Mais il n’y a pas que les francs-maçons à aller chercher comme suppporters ou futurs collègues de travail. Il y aussi d’autres liens possibles. Les clubs (le Rotary Club de Neuilly, bel exemple aussi, on y croise un assez beau linge) ou les "think thanks", ces "groupes d’experts" pour résumer ce concept flou. Parmi ceux qu’affectionne M. Sarkozy, le Forum Carolus, créé par François Loos, ministre de l’Industrie depuis 2005. Un polytechnicien du Bas-Rhin, région votant en majorité à droite depuis toujours. Un laboratoire d’idées, le Forum Carolus, confié à Henri de Grossouvre, gaulliste tendance Chevénement et grand ami d’un sénateur du Haut-Rhin, Jean Marie Bockel... socialiste tendance "fort à droite"... et homme pressenti pour faire partie d’un gouvernement sarkozien à qui il donnerait une forme de légitimité d’ouverture. Un étiqueté "maire sécuritaire de gauche" ( il est maire de Mulhouse) qui ferait un très bon Besson bis. En fait, il dirige une ville gangrênée par les idées du Front national, qui faisait déjàt des scores de 30% dès 1995. Les Mulhousiens on voté électroniquement aux deux tours, un autre dada sarkozien, hérité de la pratique de George Bush, grand gagnant de deux élections... volées. Dans la ville du "socialiste" (plus pour très longtemps) Bockel, on a voté à 57,56% pour Sarkozy. Un reportage du lundi sur TF1 prévoyait déjà l’intronisation de Bockel au sein de l’équipe de ministres de Nicolas Sarkozy. A mon humble avis, ce n’est plus qu’une question d’heures. Il parle déjà au Figaro comme Besson . Un cheval de Troie déjà connu au Sénat . Il n’a plus qu’à rejoindre Lambert et Blanc.
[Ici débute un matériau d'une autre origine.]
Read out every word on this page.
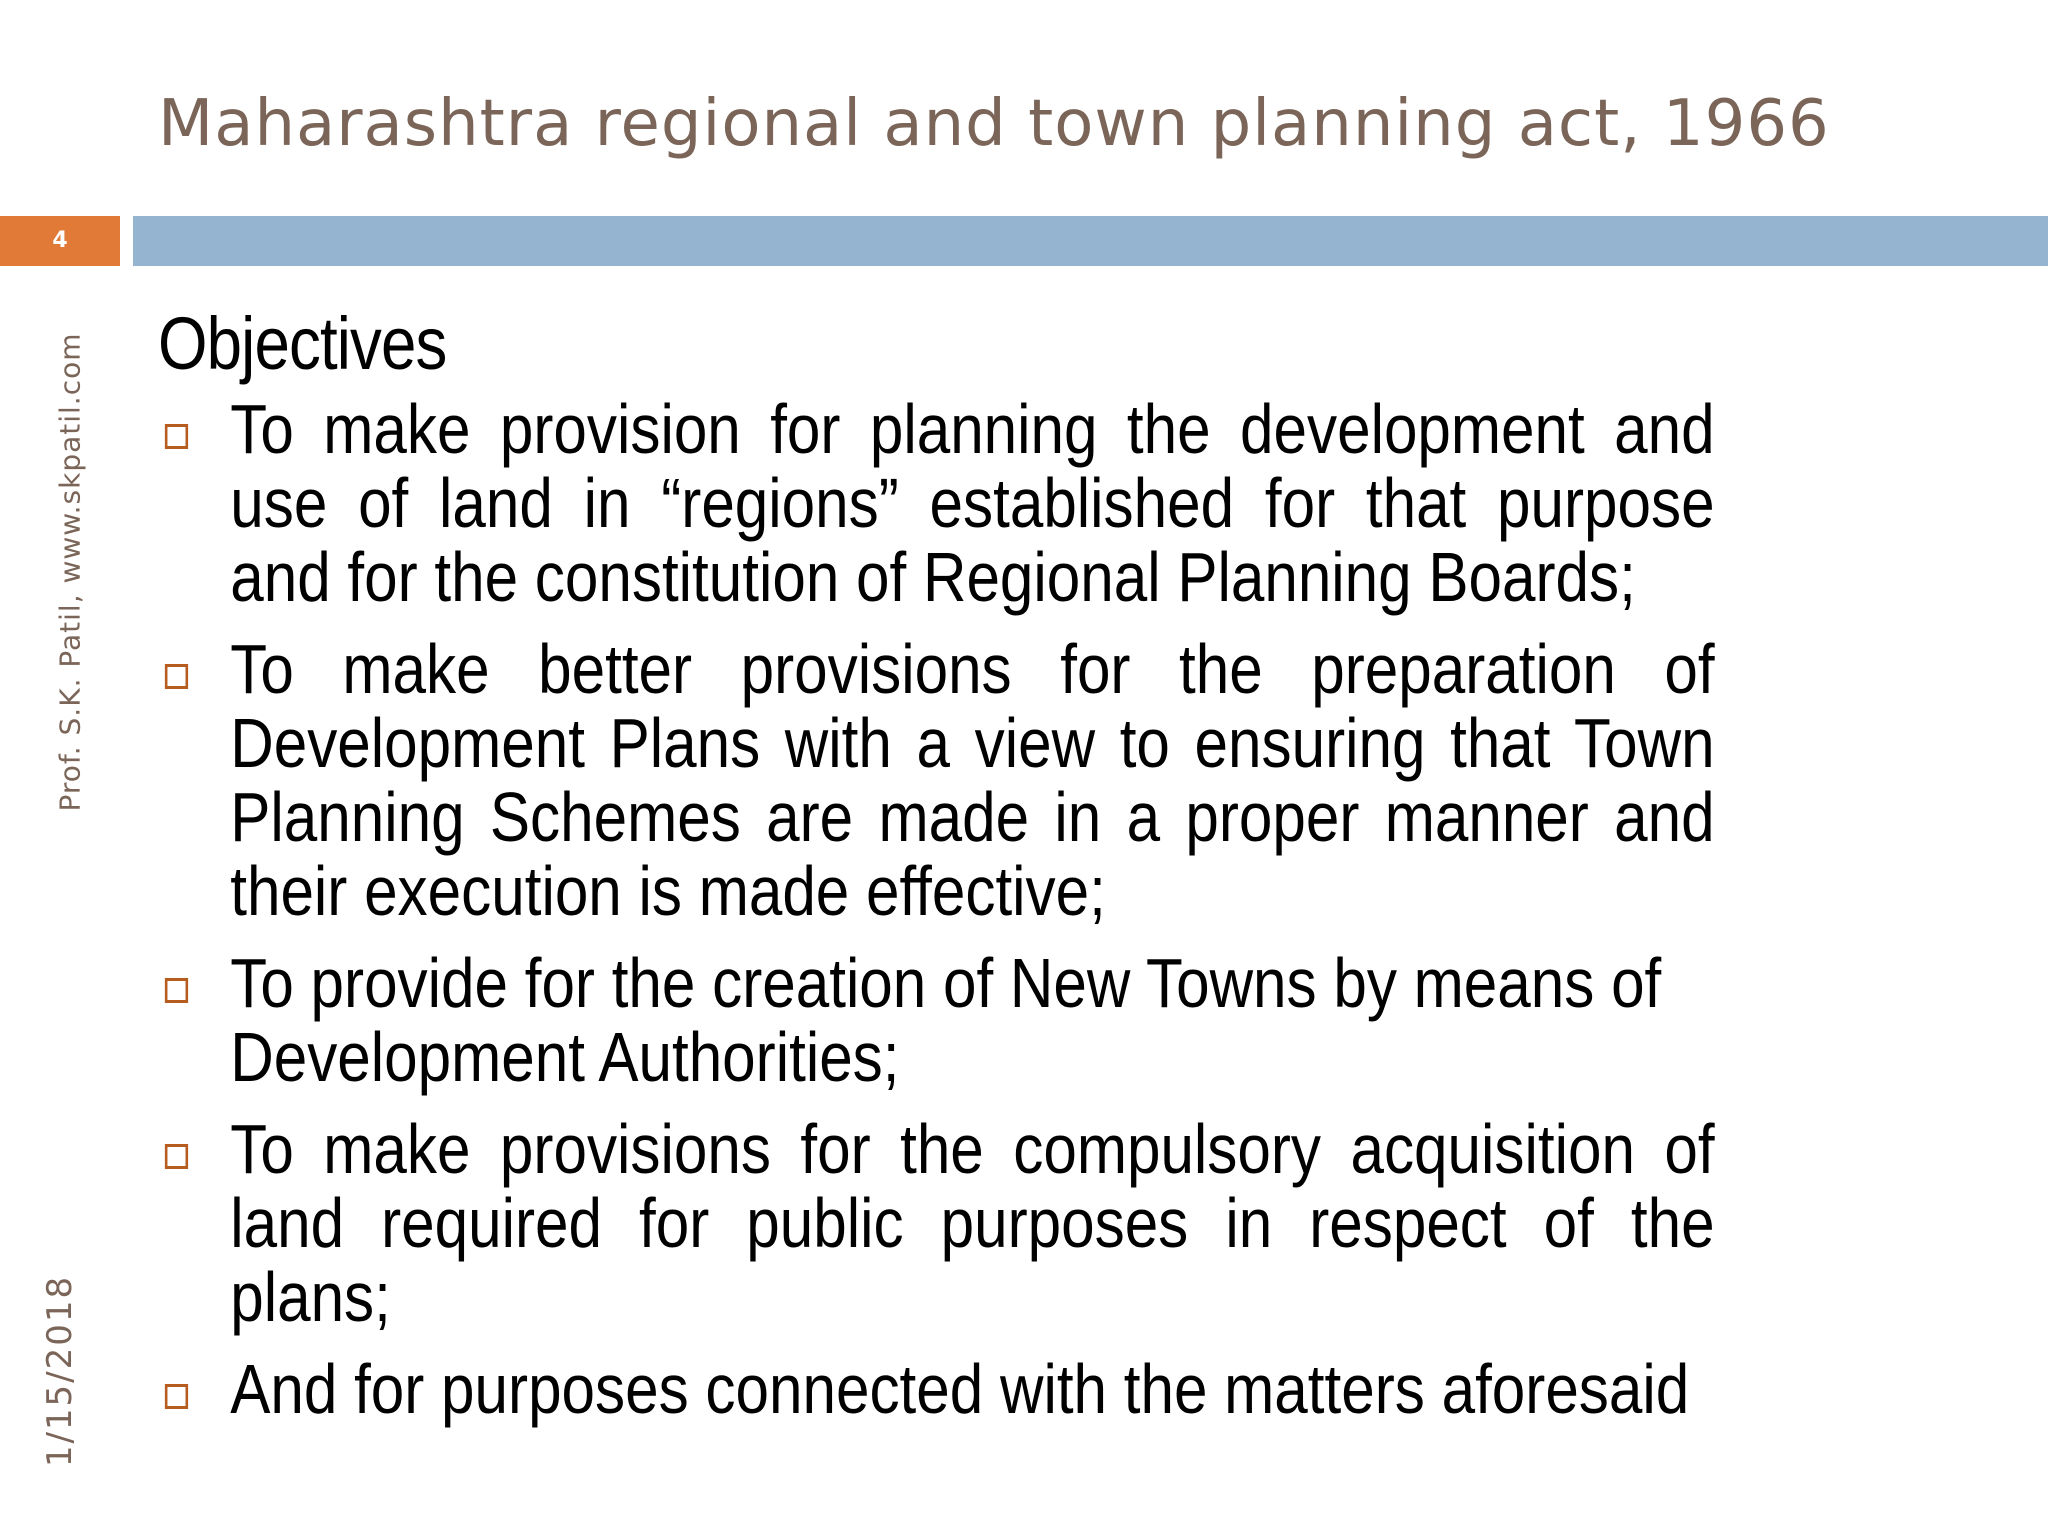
Maharashtra regional and town planning act, 1966
4
Prof. S.K. Patil, www.skpatil.com
1/15/2018
Objectives
To make provision for planning the development and use of land in “regions” established for that purpose and for the constitution of Regional Planning Boards;
To make better provisions for the preparation of Development Plans with a view to ensuring that Town Planning Schemes are made in a proper manner and their execution is made effective;
To provide for the creation of New Towns by means of Development Authorities;
To make provisions for the compulsory acquisition of land required for public purposes in respect of the plans;
And for purposes connected with the matters aforesaid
Voilà donc comment, au nom de l’ouverture, on va fabriquer un gouvernement qui puisera certes à gauche, mais dont le seul point commun tournera autour des questions qui ont amené le Front national à un niveau jamais atteint, jusqu’au hold-up sarkozien de cette élection présidentielle. En résumé, on aura bien dans le gouvernement Sarkozy-Fillon des hommes de gauche. Mais ceux-là, ça fait bien longtemps qu’ils ne le sont plus vraiment. La gauche s’est fait piéger par le sentiment sécuritaire, et n’a pas su y répondre à temps. Lors des tous premiers débats citoyens de madame Royal, dont un à Lille, il a fallu qu’elle empoigne le micro pour qu’on cesse de la railler sur l’encadrement militaire des jeunes délinquants. Elle avait été ensuite applaudie. Trop tard.